Magazine

Essay: ‘The burial’

Photo: iStock

We march up the little hill to the old country cemetery by twos, by fours, with platters of fried chicken and bowls of potato salad and macaroni salad and Jell-O salad and all manner of things made with mayonnaise or whipped cream — mourners bearing blackberry pies and homemade cakes, which we arrange on bedsheet-draped plank tables next to the lemonade and punch and Thermoses of hot coffee.

We come — four generations from three families — to bury our dead: Alvena Clum, “June” to her dear ones.

Gathered in a semicircle of lawn chairs and camp chairs and hard plastic chairs borrowed from the fire department, we face the minister and the tables heaped with food in the shade of a three-sided shed. We remember the resolute woman who reared us and helped us find strength when we needed it, who worked in the strawberry fields and the canning factory and the garden, who knew the names of all of the trees and all of our ancestors.

Who, when she was 90 and dying and could say little else, told us she loved us.

We honor our mother, sister, aunt, friend. Our matriarch, our center, our binding.

June’s youngest daughter stands up to speak. She’s wearing her Sunday best — a black dress, gold lamé jacket and Mary Janes that pinch her feet. She has Down syndrome and we all think she might just lose it, and then we’ll all lose it, because we’re already choking back tears.

But she doesn’t cry. Instead, she tells us how much she loved her mother, what a good mother she was, and follows that with an emphatic “Hallelujah, amen!” She then turns and offers her hand to the minister: “Congratulations.”

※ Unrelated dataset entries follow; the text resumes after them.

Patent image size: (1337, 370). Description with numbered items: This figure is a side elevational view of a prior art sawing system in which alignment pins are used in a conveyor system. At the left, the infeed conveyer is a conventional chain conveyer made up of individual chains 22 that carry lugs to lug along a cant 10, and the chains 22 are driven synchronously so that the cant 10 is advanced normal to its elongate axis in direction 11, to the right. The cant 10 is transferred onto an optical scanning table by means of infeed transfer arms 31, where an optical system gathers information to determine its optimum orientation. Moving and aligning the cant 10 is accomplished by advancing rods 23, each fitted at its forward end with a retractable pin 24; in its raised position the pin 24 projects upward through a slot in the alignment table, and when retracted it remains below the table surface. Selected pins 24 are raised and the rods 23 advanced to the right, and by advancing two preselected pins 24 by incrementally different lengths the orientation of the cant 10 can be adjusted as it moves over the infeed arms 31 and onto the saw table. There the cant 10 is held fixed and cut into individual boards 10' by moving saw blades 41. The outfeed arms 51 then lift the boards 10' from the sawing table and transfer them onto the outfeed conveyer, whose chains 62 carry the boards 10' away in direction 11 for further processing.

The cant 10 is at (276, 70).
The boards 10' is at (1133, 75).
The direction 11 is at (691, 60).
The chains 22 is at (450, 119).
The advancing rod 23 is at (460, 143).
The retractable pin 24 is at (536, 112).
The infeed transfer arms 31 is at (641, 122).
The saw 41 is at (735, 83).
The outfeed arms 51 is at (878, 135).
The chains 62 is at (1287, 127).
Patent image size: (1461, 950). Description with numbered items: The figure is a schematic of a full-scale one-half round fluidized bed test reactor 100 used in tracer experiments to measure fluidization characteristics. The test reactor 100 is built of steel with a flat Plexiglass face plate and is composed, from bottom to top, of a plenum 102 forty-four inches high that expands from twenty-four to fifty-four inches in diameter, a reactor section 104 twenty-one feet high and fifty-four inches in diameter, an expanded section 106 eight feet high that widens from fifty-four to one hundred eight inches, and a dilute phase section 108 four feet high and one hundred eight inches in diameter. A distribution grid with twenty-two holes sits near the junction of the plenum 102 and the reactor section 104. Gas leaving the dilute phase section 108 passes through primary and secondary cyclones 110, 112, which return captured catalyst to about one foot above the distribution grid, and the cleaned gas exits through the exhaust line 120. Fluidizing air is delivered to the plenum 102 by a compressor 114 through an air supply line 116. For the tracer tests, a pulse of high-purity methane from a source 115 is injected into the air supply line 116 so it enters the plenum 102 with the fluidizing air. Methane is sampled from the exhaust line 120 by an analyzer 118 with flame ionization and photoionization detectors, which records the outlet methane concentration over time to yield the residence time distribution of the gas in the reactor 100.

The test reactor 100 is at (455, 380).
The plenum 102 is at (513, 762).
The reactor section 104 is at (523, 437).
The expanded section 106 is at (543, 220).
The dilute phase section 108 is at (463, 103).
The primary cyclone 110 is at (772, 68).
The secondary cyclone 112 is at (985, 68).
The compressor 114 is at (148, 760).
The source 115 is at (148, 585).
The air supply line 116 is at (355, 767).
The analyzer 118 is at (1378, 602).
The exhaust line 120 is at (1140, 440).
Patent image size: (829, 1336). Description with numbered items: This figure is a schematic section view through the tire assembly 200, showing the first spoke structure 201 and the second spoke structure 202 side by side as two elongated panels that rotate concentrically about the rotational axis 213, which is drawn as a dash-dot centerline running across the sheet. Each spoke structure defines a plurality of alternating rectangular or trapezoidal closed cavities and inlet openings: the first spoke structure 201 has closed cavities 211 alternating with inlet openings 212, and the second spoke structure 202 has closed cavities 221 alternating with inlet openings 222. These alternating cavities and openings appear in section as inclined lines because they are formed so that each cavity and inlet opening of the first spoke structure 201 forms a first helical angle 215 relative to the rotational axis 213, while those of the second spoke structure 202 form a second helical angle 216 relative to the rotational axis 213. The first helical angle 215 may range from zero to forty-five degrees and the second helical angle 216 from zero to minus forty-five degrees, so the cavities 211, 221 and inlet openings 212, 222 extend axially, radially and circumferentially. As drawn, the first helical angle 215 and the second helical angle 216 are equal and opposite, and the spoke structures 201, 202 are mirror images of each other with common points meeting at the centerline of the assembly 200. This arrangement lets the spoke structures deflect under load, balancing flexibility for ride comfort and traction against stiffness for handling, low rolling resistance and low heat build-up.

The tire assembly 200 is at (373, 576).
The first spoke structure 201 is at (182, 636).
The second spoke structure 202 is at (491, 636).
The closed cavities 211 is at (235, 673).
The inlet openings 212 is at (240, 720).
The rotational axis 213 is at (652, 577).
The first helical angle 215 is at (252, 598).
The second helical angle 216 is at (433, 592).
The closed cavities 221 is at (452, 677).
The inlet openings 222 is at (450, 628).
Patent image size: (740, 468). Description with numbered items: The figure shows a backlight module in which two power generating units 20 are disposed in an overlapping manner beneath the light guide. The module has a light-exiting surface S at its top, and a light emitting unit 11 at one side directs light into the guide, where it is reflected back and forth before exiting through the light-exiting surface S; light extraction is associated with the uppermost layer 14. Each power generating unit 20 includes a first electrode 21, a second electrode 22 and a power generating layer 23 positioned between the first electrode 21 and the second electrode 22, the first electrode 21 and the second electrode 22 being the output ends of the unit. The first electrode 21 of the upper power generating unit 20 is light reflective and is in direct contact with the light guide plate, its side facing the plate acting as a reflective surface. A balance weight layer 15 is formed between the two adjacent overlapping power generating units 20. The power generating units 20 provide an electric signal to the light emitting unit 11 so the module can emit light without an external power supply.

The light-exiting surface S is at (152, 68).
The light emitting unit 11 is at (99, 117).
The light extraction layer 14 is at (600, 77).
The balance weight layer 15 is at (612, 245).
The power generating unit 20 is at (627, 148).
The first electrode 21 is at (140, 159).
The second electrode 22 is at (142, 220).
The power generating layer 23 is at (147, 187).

She believes her mother is with Jesus, you see, and that is all the comfort she needs. Perhaps “congratulations” is the right sentiment.

Back in the far corner of the cemetery near the privy, a cousin digs a neat, round hole beneath the creaking triple crown of a towering pine. It’s near the graves of June’s husband and his brother, near her mother and father, her siblings and some of their children, too.

We move slowly across the cemetery’s heaving ground — across more than a century of graves marked by listing, mossy stones — to stand around that new little hole. We pray, and we cry. A son places June’s ashes in the earth, sprinkling the urn with soil. Others follow.

As we walk back to the shed to visit and heap our plates with chicken and sweets, the minister’s wife tells me that she wishes more funerals were like this one — plain, humble before God. That most people don’t realize funeral homes often stiff the preacher.

Love and memory are the only funeral trappings we really need, I think. How blessed I am that my family has both in abundance.

We grow heavy with the heat of the day and full bellies and full hearts, so we pack up our platters and drift away. And on our little light-dappled burying hill, the insects resume their hum, and the wildflowers track the sun, and the dead rest.